After Eijo's son Sokujo was of age and ready to take over, Kenjo alternated working one year each in Kyoto making tosogu for the Shogunate, and in Kanazawa, making tosogu for the Maeda daimyo. The school he founded working under the Maeda became known as Kaga Goto and their work is quite excellent. Goto Sokujo was also quite skilled, probably because he was taught by Kenjo, but unfortunately died in 1631 so Kenjo outlived him by a long time and Kenjo's son Teijo would go on to become the 9th master as Sokujo left nobody behind. Kenjo lived a long life and died in 1663 at 78 years old.

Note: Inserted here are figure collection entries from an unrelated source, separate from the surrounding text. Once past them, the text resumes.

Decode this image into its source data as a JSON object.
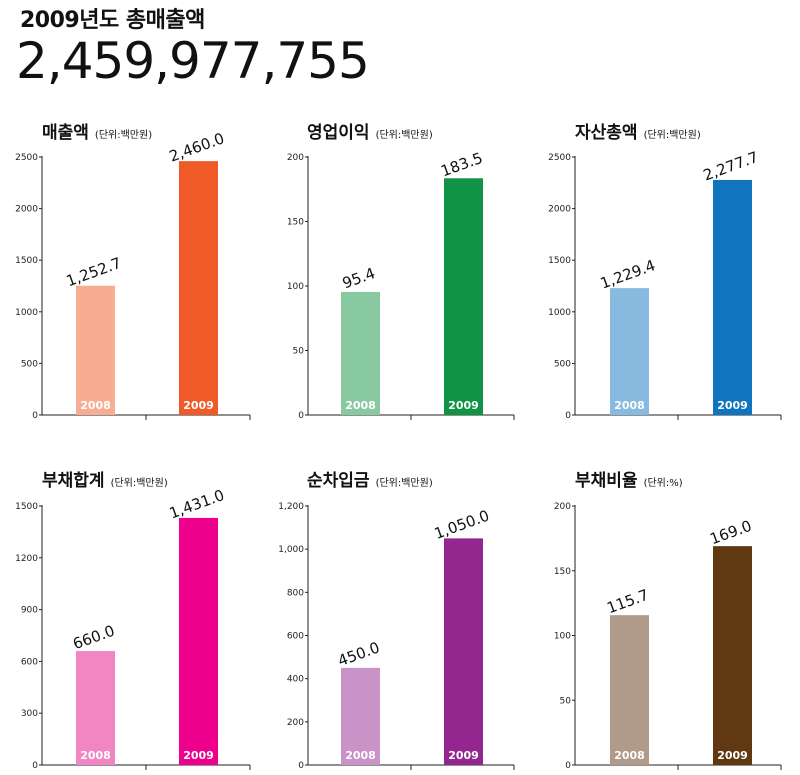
{
  "header": {
    "label": "2009년도 총매출액",
    "value": "2,459,977,755"
  },
  "chart_data": [
    {
      "type": "bar",
      "title": "매출액",
      "unit": "(단위:백만원)",
      "title_color": "#ef5b2e",
      "categories": [
        "2008",
        "2009"
      ],
      "values": [
        1252.7,
        2460.0
      ],
      "value_labels": [
        "1,252.7",
        "2,460.0"
      ],
      "bar_colors": [
        "#f8ad92",
        "#f05a28"
      ],
      "ylim": [
        0,
        2500
      ],
      "ticks": [
        0,
        500,
        1000,
        1500,
        2000,
        2500
      ],
      "tick_labels": [
        "0",
        "500",
        "1000",
        "1500",
        "2000",
        "2500"
      ]
    },
    {
      "type": "bar",
      "title": "영업이익",
      "unit": "(단위:백만원)",
      "title_color": "#0e9a48",
      "categories": [
        "2008",
        "2009"
      ],
      "values": [
        95.4,
        183.5
      ],
      "value_labels": [
        "95.4",
        "183.5"
      ],
      "bar_colors": [
        "#88c9a2",
        "#0e9444"
      ],
      "ylim": [
        0,
        200
      ],
      "ticks": [
        0,
        50,
        100,
        150,
        200
      ],
      "tick_labels": [
        "0",
        "50",
        "100",
        "150",
        "200"
      ]
    },
    {
      "type": "bar",
      "title": "자산총액",
      "unit": "(단위:백만원)",
      "title_color": "#1b78c2",
      "categories": [
        "2008",
        "2009"
      ],
      "values": [
        1229.4,
        2277.7
      ],
      "value_labels": [
        "1,229.4",
        "2,277.7"
      ],
      "bar_colors": [
        "#88b9de",
        "#1174be"
      ],
      "ylim": [
        0,
        2500
      ],
      "ticks": [
        0,
        500,
        1000,
        1500,
        2000,
        2500
      ],
      "tick_labels": [
        "0",
        "500",
        "1000",
        "1500",
        "2000",
        "2500"
      ]
    },
    {
      "type": "bar",
      "title": "부채합계",
      "unit": "(단위:백만원)",
      "title_color": "#e6108e",
      "categories": [
        "2008",
        "2009"
      ],
      "values": [
        660.0,
        1431.0
      ],
      "value_labels": [
        "660.0",
        "1,431.0"
      ],
      "bar_colors": [
        "#f285c3",
        "#ec008c"
      ],
      "ylim": [
        0,
        1500
      ],
      "ticks": [
        0,
        300,
        600,
        900,
        1200,
        1500
      ],
      "tick_labels": [
        "0",
        "300",
        "600",
        "900",
        "1200",
        "1500"
      ]
    },
    {
      "type": "bar",
      "title": "순차입금",
      "unit": "(단위:백만원)",
      "title_color": "#952a8d",
      "categories": [
        "2008",
        "2009"
      ],
      "values": [
        450.0,
        1050.0
      ],
      "value_labels": [
        "450.0",
        "1,050.0"
      ],
      "bar_colors": [
        "#c993c7",
        "#93278f"
      ],
      "ylim": [
        0,
        1200
      ],
      "ticks": [
        0,
        200,
        400,
        600,
        800,
        1000,
        1200
      ],
      "tick_labels": [
        "0",
        "200",
        "400",
        "600",
        "800",
        "1,000",
        "1,200"
      ]
    },
    {
      "type": "bar",
      "title": "부채비율",
      "unit": "(단위:%)",
      "title_color": "#6b3e1b",
      "categories": [
        "2008",
        "2009"
      ],
      "values": [
        115.7,
        169.0
      ],
      "value_labels": [
        "115.7",
        "169.0"
      ],
      "bar_colors": [
        "#b09b8a",
        "#603913"
      ],
      "ylim": [
        0,
        200
      ],
      "ticks": [
        0,
        50,
        100,
        150,
        200
      ],
      "tick_labels": [
        "0",
        "50",
        "100",
        "150",
        "200"
      ]
    }
  ]
}
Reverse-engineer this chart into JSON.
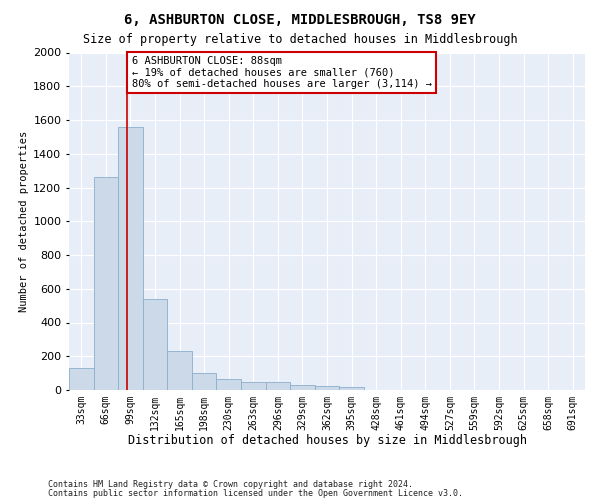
{
  "title": "6, ASHBURTON CLOSE, MIDDLESBROUGH, TS8 9EY",
  "subtitle": "Size of property relative to detached houses in Middlesbrough",
  "xlabel": "Distribution of detached houses by size in Middlesbrough",
  "ylabel": "Number of detached properties",
  "bins": [
    "33sqm",
    "66sqm",
    "99sqm",
    "132sqm",
    "165sqm",
    "198sqm",
    "230sqm",
    "263sqm",
    "296sqm",
    "329sqm",
    "362sqm",
    "395sqm",
    "428sqm",
    "461sqm",
    "494sqm",
    "527sqm",
    "559sqm",
    "592sqm",
    "625sqm",
    "658sqm",
    "691sqm"
  ],
  "values": [
    130,
    1265,
    1560,
    540,
    230,
    100,
    65,
    50,
    50,
    30,
    25,
    20,
    0,
    0,
    0,
    0,
    0,
    0,
    0,
    0,
    0
  ],
  "bar_color": "#ccd9e8",
  "bar_edge_color": "#8aaecc",
  "vline_x": 1.85,
  "vline_color": "#cc0000",
  "annotation_text": "6 ASHBURTON CLOSE: 88sqm\n← 19% of detached houses are smaller (760)\n80% of semi-detached houses are larger (3,114) →",
  "annotation_box_facecolor": "#ffffff",
  "annotation_box_edgecolor": "#cc0000",
  "ylim": [
    0,
    2000
  ],
  "yticks": [
    0,
    200,
    400,
    600,
    800,
    1000,
    1200,
    1400,
    1600,
    1800,
    2000
  ],
  "bg_color": "#e8eef8",
  "footnote_line1": "Contains HM Land Registry data © Crown copyright and database right 2024.",
  "footnote_line2": "Contains public sector information licensed under the Open Government Licence v3.0."
}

Goto Kenjō was the second son of the 5th generation Tokujō (徳乗). When his older brother Eijō (栄乗) – the 6th generation – died in Edo, the son and heir Sokujō (即乗) of the latter was too young and so Kenjō succeeded as 7th generation. In Kan´ei four or five (寛永, 1627~28), Sokujō became the 7th head of the Gotō family, and so Kenjō and his cousin Kakujō (覚乗) started to work for 150 koku for the Kaga Maeda family (前田) on a biannual basis. This laid the foundations for the flourishing of the Kaga-Gotō branch. NBTHK Juyo Tosogu reference

Tokubetsu Hozon Goto Kenjo Menuki
Goto Kenjo Menuki Origami

Tokubetsu Hozon Goto Kenjo Menuki

I bought these a long time ago as I was charmed on sight, and didn't paper them until recently. The box had a label on them saying Goto Tokujo, but there was no secure attribution. When I gave these to the NBTHK they came back as den Kenjo, indicating that they are probably overlapping with the style of Tokujo who is Kenjo's father, but the work is most likely to be Kenjo.

The gold in these menuki is high grade, and very heavy and there was no expense spared it seems when these were made. Since Kenjo worked both for the Tokugawa and specifically for the Maeda daimyo, this could be from either run. His work of course for the Kaga based Maeda daimyo created the Kaga-Goto school under him.

I always loved these menuki because of the monkeys natural and merry sentiment. I showed a friend once some years ago who felt the theme might be something a son would have made for a father in order to show his appreciation.

They come in a nice old box, as mentioned there is a label on the side of the box to Goto Tokujo on it, this was how I found them many years ago so I'm leaving it as it was found. Just in case you were wondering when you see it.